**I am writing the data series daily1 year we will have 365 data stories for reading ^^**

**How to compare string distance ??**

Imagine that you work in the NLP task

(NLP – Natural Language Processing)

And you want to compare how similar of 2 strings

What will you do !??

For example

If we want to compare 2 strings

- PrayutZa
- PrawitZa

Let’s see

To compare how similar!

It looks like you measure the distance between 2 strings.

The more the distance it means

2 string are far from together

The less the distance it means

2 string are close together

Is it easy !? Right ^^

So. .. the question is how to measure it !??

What we learned from the past !?

Hamming Distance!

They compare binary vector

Question: how to turn string to binary vector !?

PrayutZa

The first string >> binary vector !?

But the intuition of Hamming Distance is

How to compare each axis step by step

For example

X1 = [1, 0]

X2 = [1, 1]

We compare the first axis

1 and 1 are equal it means they are similar

The second axis !!

0 and 1 are different by 1 unit, so they are not similar !!!

Is it possible

That we can compare each string by Hamming distance !?

From example above

If we want to compare 2 strings

- PrayutZa
- PrawitZa

Let’s compare one by one

(If we do not care case sensitive)

P and P >> same character get 0 point

r and r >> same character get 0 point

a and a >> same character get 0 point

y and w >> different character get 1 point

u and i >> different character get 1 point

t and t >> same character get 0 point

Z and Z >> same character get 0 point

a and a >> same character get 0 point

With Hamming Distance

If we apply the rule from them

We will get how is likely equal

= 1 – (sum(point) / length of strings)

From calculation above

If we apply Hamming Distance

We will get

PrayutZa and PrawitZa

Similar score

= 1 – (2/8)

= 0.75 !!

Or 75 % Similar by Hamming Distance score !!
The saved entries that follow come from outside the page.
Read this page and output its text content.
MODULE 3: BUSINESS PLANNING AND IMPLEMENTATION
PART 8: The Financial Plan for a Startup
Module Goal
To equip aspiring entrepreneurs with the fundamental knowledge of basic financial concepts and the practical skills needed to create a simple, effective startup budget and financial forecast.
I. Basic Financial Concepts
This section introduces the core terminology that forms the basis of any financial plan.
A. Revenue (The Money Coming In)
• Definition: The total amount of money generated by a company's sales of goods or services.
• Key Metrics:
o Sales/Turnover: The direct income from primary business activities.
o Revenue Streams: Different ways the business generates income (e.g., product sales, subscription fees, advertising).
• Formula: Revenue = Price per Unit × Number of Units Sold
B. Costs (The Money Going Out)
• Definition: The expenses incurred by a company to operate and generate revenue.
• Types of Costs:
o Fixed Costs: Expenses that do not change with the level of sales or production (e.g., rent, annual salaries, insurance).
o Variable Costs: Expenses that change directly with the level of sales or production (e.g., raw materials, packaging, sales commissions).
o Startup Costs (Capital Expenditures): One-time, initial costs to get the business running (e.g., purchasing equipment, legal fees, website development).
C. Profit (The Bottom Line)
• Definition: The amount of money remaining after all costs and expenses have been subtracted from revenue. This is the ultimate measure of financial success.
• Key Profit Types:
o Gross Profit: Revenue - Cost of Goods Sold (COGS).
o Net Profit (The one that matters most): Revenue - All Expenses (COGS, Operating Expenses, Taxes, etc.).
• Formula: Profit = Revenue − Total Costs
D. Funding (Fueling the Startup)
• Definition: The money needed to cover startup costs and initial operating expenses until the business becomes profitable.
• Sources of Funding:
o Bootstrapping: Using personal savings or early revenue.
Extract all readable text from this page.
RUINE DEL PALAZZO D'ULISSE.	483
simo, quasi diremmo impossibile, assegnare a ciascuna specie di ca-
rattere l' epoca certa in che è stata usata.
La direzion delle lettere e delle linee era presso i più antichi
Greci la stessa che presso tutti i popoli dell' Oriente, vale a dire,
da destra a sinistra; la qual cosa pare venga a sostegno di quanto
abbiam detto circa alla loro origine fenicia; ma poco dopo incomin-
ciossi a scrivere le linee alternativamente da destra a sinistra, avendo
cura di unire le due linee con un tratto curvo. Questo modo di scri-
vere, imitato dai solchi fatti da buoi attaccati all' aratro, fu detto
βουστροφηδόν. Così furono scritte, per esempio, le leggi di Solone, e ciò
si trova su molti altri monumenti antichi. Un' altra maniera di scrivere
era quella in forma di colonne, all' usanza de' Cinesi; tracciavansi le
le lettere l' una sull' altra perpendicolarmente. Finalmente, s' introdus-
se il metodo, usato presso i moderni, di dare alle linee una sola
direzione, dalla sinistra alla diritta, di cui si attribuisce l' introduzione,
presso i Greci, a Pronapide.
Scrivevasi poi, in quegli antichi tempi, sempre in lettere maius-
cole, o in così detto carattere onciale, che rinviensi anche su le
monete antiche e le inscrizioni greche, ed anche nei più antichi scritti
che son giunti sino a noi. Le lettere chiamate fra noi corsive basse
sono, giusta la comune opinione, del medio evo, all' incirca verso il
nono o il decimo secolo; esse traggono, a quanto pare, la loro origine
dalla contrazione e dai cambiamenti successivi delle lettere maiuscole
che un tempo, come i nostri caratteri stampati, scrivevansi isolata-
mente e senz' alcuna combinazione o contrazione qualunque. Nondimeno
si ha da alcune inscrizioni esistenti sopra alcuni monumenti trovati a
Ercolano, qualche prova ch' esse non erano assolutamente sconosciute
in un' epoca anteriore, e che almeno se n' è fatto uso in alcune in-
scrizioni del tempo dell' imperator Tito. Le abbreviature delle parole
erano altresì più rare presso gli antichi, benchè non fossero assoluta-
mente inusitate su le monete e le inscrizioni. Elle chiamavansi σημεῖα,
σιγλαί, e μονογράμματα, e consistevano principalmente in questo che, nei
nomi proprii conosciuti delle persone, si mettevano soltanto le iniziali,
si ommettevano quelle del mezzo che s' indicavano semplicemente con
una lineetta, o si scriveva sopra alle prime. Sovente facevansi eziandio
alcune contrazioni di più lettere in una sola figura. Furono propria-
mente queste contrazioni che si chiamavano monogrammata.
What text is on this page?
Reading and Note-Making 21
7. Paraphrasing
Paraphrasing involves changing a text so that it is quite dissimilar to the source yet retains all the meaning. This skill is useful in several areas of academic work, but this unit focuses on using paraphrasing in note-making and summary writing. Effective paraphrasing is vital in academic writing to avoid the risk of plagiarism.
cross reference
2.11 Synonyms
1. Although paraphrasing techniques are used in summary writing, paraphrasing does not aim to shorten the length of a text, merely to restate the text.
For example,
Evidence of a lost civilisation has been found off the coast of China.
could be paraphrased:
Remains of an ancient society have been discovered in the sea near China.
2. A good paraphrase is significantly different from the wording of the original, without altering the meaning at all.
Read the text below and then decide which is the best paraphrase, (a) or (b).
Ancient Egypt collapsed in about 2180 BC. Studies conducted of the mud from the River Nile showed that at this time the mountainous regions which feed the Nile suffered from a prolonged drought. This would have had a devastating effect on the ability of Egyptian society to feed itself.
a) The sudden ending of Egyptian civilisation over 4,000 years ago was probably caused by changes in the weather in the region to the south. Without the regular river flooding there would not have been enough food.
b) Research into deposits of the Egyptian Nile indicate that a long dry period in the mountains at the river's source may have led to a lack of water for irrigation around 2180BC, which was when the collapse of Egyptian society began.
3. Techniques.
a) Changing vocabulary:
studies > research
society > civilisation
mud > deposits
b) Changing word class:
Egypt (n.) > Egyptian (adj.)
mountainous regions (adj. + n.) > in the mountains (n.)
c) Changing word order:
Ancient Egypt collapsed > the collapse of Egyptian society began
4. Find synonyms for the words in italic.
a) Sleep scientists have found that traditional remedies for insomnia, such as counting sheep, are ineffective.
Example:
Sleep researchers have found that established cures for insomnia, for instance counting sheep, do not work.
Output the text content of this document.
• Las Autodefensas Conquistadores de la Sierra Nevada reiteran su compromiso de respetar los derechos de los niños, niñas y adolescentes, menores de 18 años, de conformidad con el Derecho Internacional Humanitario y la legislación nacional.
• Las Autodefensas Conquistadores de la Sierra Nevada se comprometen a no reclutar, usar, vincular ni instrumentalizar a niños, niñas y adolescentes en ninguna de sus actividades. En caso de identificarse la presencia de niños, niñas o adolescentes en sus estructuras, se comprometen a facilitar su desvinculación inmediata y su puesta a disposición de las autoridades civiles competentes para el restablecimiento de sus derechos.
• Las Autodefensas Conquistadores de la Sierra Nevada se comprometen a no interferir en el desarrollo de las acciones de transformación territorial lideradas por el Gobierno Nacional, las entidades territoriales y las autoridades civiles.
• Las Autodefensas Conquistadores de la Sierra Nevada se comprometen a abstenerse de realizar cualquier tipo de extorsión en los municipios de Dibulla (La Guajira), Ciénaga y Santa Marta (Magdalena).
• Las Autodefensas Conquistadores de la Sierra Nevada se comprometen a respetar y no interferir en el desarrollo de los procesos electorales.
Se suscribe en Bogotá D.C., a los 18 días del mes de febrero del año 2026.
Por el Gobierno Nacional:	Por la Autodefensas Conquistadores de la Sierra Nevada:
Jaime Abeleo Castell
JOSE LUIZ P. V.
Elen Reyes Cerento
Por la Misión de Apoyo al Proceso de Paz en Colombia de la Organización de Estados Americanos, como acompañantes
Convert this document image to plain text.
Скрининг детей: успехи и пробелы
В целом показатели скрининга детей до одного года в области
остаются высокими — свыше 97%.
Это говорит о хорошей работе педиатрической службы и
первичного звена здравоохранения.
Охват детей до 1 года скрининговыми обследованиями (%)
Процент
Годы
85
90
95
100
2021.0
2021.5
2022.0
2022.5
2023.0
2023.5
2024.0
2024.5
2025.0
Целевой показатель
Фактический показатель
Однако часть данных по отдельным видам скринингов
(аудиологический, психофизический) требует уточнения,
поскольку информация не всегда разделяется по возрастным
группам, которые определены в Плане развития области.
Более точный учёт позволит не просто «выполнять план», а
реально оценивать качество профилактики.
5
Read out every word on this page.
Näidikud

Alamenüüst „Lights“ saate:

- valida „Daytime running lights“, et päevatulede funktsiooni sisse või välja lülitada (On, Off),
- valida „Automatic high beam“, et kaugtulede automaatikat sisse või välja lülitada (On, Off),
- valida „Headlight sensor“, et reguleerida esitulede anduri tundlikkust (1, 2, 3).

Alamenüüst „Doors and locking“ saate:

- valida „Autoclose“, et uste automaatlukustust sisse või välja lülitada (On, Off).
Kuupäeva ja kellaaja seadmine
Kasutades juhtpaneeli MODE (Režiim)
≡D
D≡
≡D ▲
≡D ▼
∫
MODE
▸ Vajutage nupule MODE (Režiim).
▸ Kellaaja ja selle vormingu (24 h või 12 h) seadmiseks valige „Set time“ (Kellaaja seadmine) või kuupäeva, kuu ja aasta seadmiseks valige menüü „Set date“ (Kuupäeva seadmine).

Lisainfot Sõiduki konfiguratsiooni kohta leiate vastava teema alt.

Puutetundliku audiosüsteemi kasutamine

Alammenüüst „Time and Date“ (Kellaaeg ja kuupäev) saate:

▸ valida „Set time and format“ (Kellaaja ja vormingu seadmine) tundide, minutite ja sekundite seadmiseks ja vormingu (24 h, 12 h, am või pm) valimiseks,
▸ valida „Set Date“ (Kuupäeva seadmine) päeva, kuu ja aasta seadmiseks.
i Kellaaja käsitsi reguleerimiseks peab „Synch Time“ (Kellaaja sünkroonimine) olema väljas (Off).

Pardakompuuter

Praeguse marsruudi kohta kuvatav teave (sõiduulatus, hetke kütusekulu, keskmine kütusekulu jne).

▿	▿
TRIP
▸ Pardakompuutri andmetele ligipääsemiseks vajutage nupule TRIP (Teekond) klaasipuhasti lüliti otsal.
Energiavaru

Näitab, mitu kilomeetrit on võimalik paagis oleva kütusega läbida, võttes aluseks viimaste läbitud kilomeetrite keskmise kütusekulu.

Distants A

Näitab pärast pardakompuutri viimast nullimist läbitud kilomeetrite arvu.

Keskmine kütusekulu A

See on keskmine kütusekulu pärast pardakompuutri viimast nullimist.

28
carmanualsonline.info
But what if 2 strings have different length

- PrayatINWZa007
- PrawitINWZaaIO

They are of different lengths!???

So…, How to measure how similar !?

** Note !!!

If you can remember Hamming Distance

Let’s go to see how Levenshtein distance work !>>>

If not, Don’t worry about it

You can learn more on day 1

I provide on the link below

Link: https://bigdatarpg.com/2021/01/07/day-01-hamming-distance/

Levenshtein Distance

Levenshtein Distance is invented by Russian and mathematician

named Vladimir Levenshtein, who considered this distance in 1965

Levenshtein Distance may also refer to Edit Distance

So…. What is Levenshtein Distance??

Levenshtein Distance consists of 3 components

- Insertion
- Substitution
- Deletion

Let’s see the simple example

If we have 2 strings to compare

- PrayutZa
- PrawitZa

Let’s compare each character one by one

(If we do not care case sensitive)

P and P >> same character get 0 point

r and r >> same character get 0 point

a and a >> same character get 0 point

y and w >> different character get 1 point (Substitution y and w)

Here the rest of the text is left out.